Medical examiner: African dogs killed boy who fell into Pittsburgh zoo exhibit
PITTSBURGH The head of the Pittsburgh Zoo says a medical examiner has concluded that a toddler who fell into an African painted dog exhibit Sunday was killed by the animals, not by the fall.
Barbara Baker, CEO and president of the Pittsburgh Zoo and PPG Aquarium, said she received that information from the medical examiner's office Monday.
Officials say the child's mother had placed the three-year-old boy on a wooden rail above the exhibit. There is a net below the rail, but Baker says the boy bounced off it and into the enclosure 14 feet below.
She says the animals attacked the child so quickly that by the time a veterinarian and other zoo staffers arrived seconds later, they determined it would have been futile to try to rescue the child.
"From what I understand, what occurred at that scene until it was secured, it was horrific," Lt.

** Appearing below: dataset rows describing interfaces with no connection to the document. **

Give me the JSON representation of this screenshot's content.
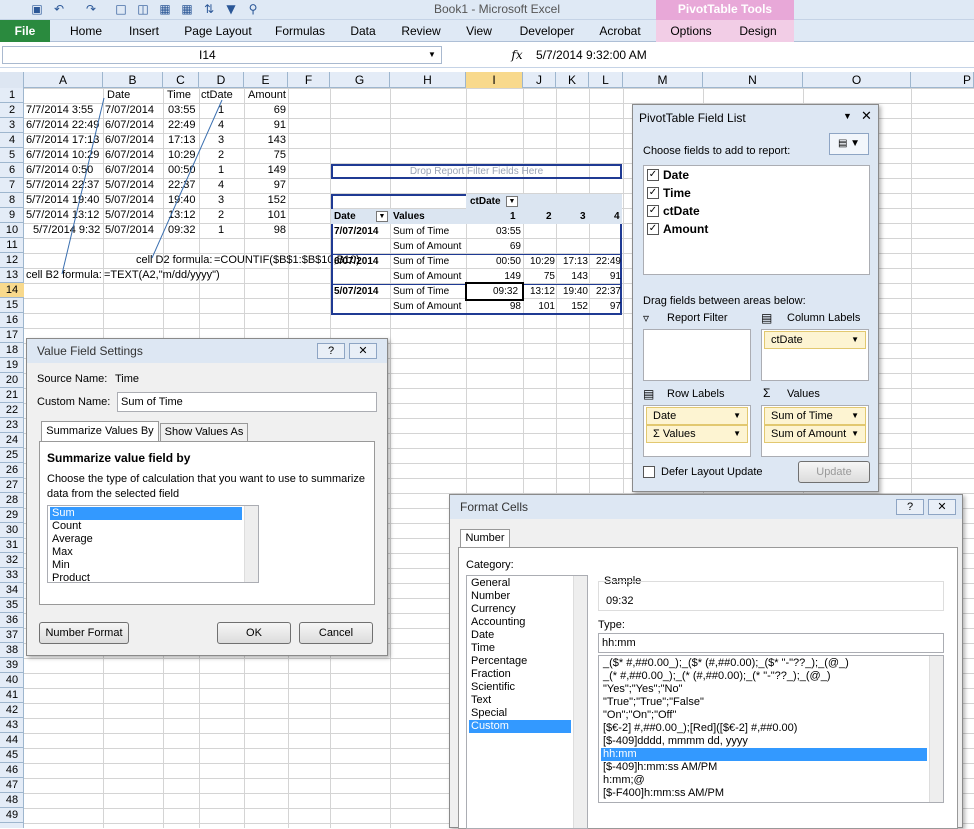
{
  "app": {
    "title": "Book1  -  Microsoft Excel",
    "pivot_tools": "PivotTable Tools"
  },
  "ribbon": {
    "file": "File",
    "tabs": [
      "Home",
      "Insert",
      "Page Layout",
      "Formulas",
      "Data",
      "Review",
      "View",
      "Developer",
      "Acrobat"
    ],
    "pivot_tabs": [
      "Options",
      "Design"
    ]
  },
  "formula_bar": {
    "name_box": "I14",
    "fx": "fx",
    "value": "5/7/2014  9:32:00 AM"
  },
  "columns": [
    "A",
    "B",
    "C",
    "D",
    "E",
    "F",
    "G",
    "H",
    "I",
    "J",
    "K",
    "L",
    "M",
    "N",
    "O",
    "P"
  ],
  "rows": [
    "1",
    "2",
    "3",
    "4",
    "5",
    "6",
    "7",
    "8",
    "9",
    "10",
    "11",
    "12",
    "13",
    "14",
    "15",
    "16",
    "17",
    "18",
    "19",
    "20",
    "21",
    "22",
    "23",
    "24",
    "25",
    "26",
    "27",
    "28",
    "29",
    "30",
    "31",
    "32",
    "33",
    "34",
    "35",
    "36",
    "37",
    "38",
    "39",
    "40",
    "41",
    "42",
    "43",
    "44",
    "45",
    "46",
    "47",
    "48",
    "49"
  ],
  "sheet": {
    "headers": [
      "Date",
      "Time",
      "ctDate",
      "Amount"
    ],
    "col_a": [
      "7/7/2014 3:55",
      "6/7/2014 22:49",
      "6/7/2014 17:13",
      "6/7/2014 10:29",
      "6/7/2014 0:50",
      "5/7/2014 22:37",
      "5/7/2014 19:40",
      "5/7/2014 13:12",
      "5/7/2014 9:32"
    ],
    "col_b": [
      "7/07/2014",
      "6/07/2014",
      "6/07/2014",
      "6/07/2014",
      "6/07/2014",
      "5/07/2014",
      "5/07/2014",
      "5/07/2014",
      "5/07/2014"
    ],
    "col_c": [
      "03:55",
      "22:49",
      "17:13",
      "10:29",
      "00:50",
      "22:37",
      "19:40",
      "13:12",
      "09:32"
    ],
    "col_d": [
      "1",
      "4",
      "3",
      "2",
      "1",
      "4",
      "3",
      "2",
      "1"
    ],
    "col_e": [
      "69",
      "91",
      "143",
      "75",
      "149",
      "97",
      "152",
      "101",
      "98"
    ],
    "note_d2_label": "cell D2 formula:",
    "note_d2_formula": "=COUNTIF($B$1:$B$10,B10)",
    "note_b2_label": "cell B2 formula:",
    "note_b2_formula": "=TEXT(A2,\"m/dd/yyyy\")"
  },
  "pivot": {
    "filter_drop": "Drop Report Filter Fields Here",
    "col_field": "ctDate",
    "row_field": "Date",
    "values_field": "Values",
    "col_items": [
      "1",
      "2",
      "3",
      "4"
    ],
    "rows": [
      {
        "date": "7/07/2014",
        "time_label": "Sum of Time",
        "time": [
          "03:55",
          "",
          "",
          ""
        ],
        "amt_label": "Sum of Amount",
        "amt": [
          "69",
          "",
          "",
          ""
        ]
      },
      {
        "date": "6/07/2014",
        "time_label": "Sum of Time",
        "time": [
          "00:50",
          "10:29",
          "17:13",
          "22:49"
        ],
        "amt_label": "Sum of Amount",
        "amt": [
          "149",
          "75",
          "143",
          "91"
        ]
      },
      {
        "date": "5/07/2014",
        "time_label": "Sum of Time",
        "time": [
          "09:32",
          "13:12",
          "19:40",
          "22:37"
        ],
        "amt_label": "Sum of Amount",
        "amt": [
          "98",
          "101",
          "152",
          "97"
        ]
      }
    ]
  },
  "field_list": {
    "title": "PivotTable Field List",
    "choose": "Choose fields to add to report:",
    "fields": [
      "Date",
      "Time",
      "ctDate",
      "Amount"
    ],
    "drag": "Drag fields between areas below:",
    "report_filter": "Report Filter",
    "column_labels": "Column Labels",
    "row_labels": "Row Labels",
    "values": "Values",
    "col_items": [
      "ctDate"
    ],
    "row_items": [
      "Date",
      "Values"
    ],
    "value_items": [
      "Sum of Time",
      "Sum of Amount"
    ],
    "defer": "Defer Layout Update",
    "update": "Update"
  },
  "vfs": {
    "title": "Value Field Settings",
    "source_label": "Source Name:",
    "source_value": "Time",
    "custom_label": "Custom Name:",
    "custom_value": "Sum of Time",
    "tabs": [
      "Summarize Values By",
      "Show Values As"
    ],
    "heading": "Summarize value field by",
    "desc1": "Choose the type of calculation that you want to use to summarize",
    "desc2": "data from the selected field",
    "list": [
      "Sum",
      "Count",
      "Average",
      "Max",
      "Min",
      "Product"
    ],
    "number_format": "Number Format",
    "ok": "OK",
    "cancel": "Cancel"
  },
  "fc": {
    "title": "Format Cells",
    "tab": "Number",
    "category_label": "Category:",
    "categories": [
      "General",
      "Number",
      "Currency",
      "Accounting",
      "Date",
      "Time",
      "Percentage",
      "Fraction",
      "Scientific",
      "Text",
      "Special",
      "Custom"
    ],
    "sample_label": "Sample",
    "sample_value": "09:32",
    "type_label": "Type:",
    "type_value": "hh:mm",
    "formats": [
      "_($* #,##0.00_);_($* (#,##0.00);_($* \"-\"??_);_(@_)",
      "_(* #,##0.00_);_(* (#,##0.00);_(* \"-\"??_);_(@_)",
      "\"Yes\";\"Yes\";\"No\"",
      "\"True\";\"True\";\"False\"",
      "\"On\";\"On\";\"Off\"",
      "[$€-2] #,##0.00_);[Red]([$€-2] #,##0.00)",
      "[$-409]dddd, mmmm dd, yyyy",
      "hh:mm",
      "[$-409]h:mm:ss AM/PM",
      "h:mm;@",
      "[$-F400]h:mm:ss AM/PM"
    ]
  }
}
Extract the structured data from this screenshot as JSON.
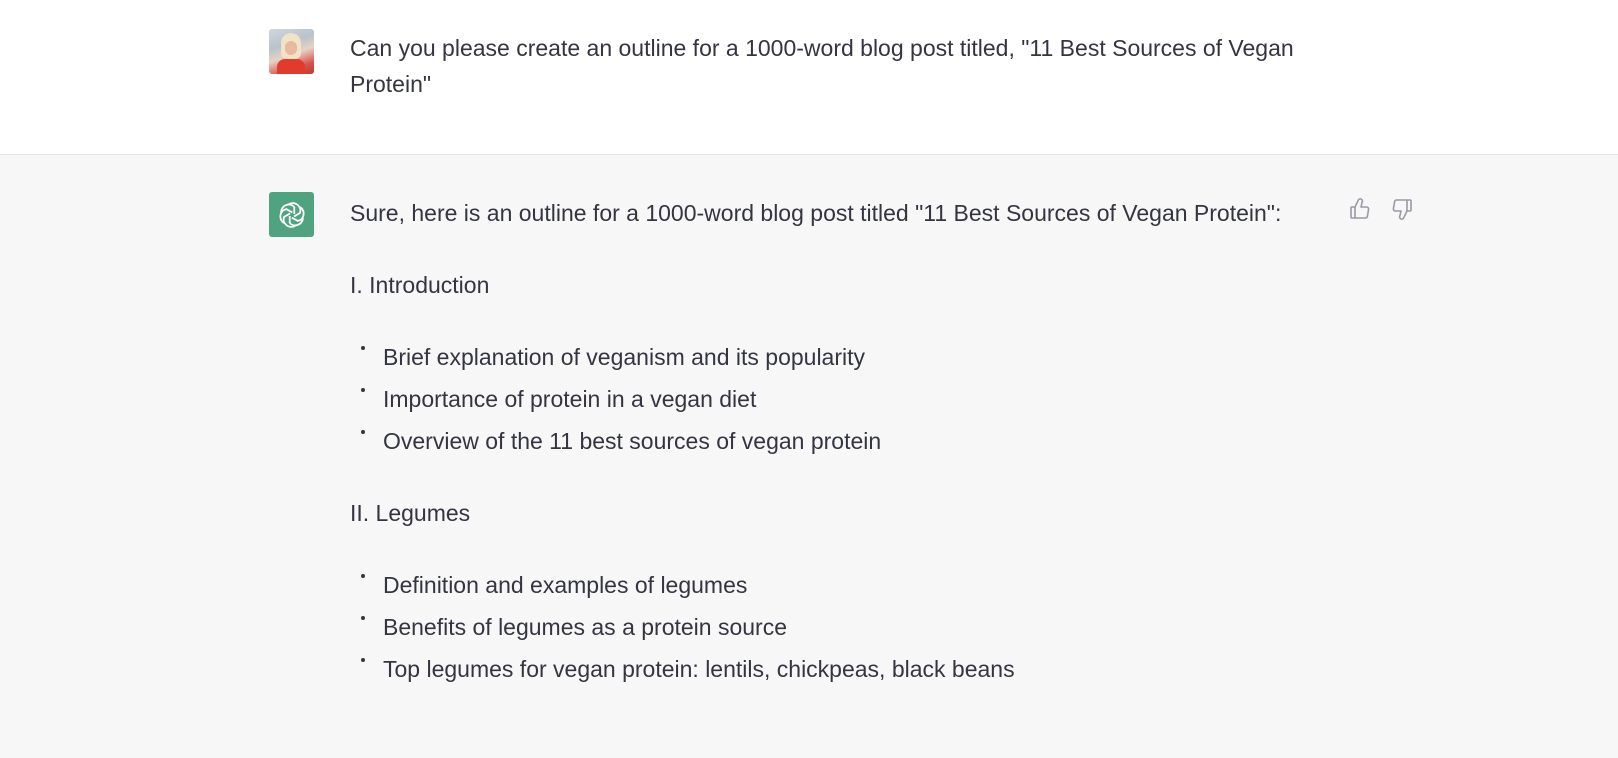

Kevin Kraus of the Pittsburgh police told CBS affiliate KDKA.
KDKA in reports the Pittsburgh Zoo & PPG Aquarium says it will be closed until further notice.
Witnesses and officials described a chaotic scene. When the boy fell, other visitors immediately told staff members, who responded along with Pittsburgh police. Zookeepers called off the dogs, and seven of them immediately went to a back building. Three more eventually were drawn away from the boy, but the last dog wouldn't come into the building, and police had to shoot him, Baker told the station.
The dogs are about as big as medium-sized domestic dogs, 2 to 2.5 feet high and 37 to 80 pounds, according to the zoo. African wild dogs are also known as cape hunting dogs, spotted dogs, and painted wolves. They have large, rounded ears and dark brown circles around their eyes and are considered endangered.
Police and the Allegheny County medical examiner's office were investigating. Baker said the zoo, which has never had a visitor death, plans an internal investigation, and no decision has been made yet on the future of the exhibit.
The dogs normally live in a 1.5-acre exhibit called the Painted Dog Bush Camp that's part of a larger open area called the African Savanna, where elephants, lions and other animals can be seen.
In May, some of the dogs crawled under a fence and escaped into a part of the exhibit that's usually closed. The zoo was on lockdown for about an hour as a precaution.
Ten African painted dogs were born at the zoo in 2009, and their mother died of a ruptured uterus shortly after delivering the litter. Five of the pups survived. The mortality rate for painted pups is 50 percent, even when born in the wild to a healthy mother.
It was only the second litter to be hand-raised in captivity, along with one in the United Kingdom, zoo officials said at the time.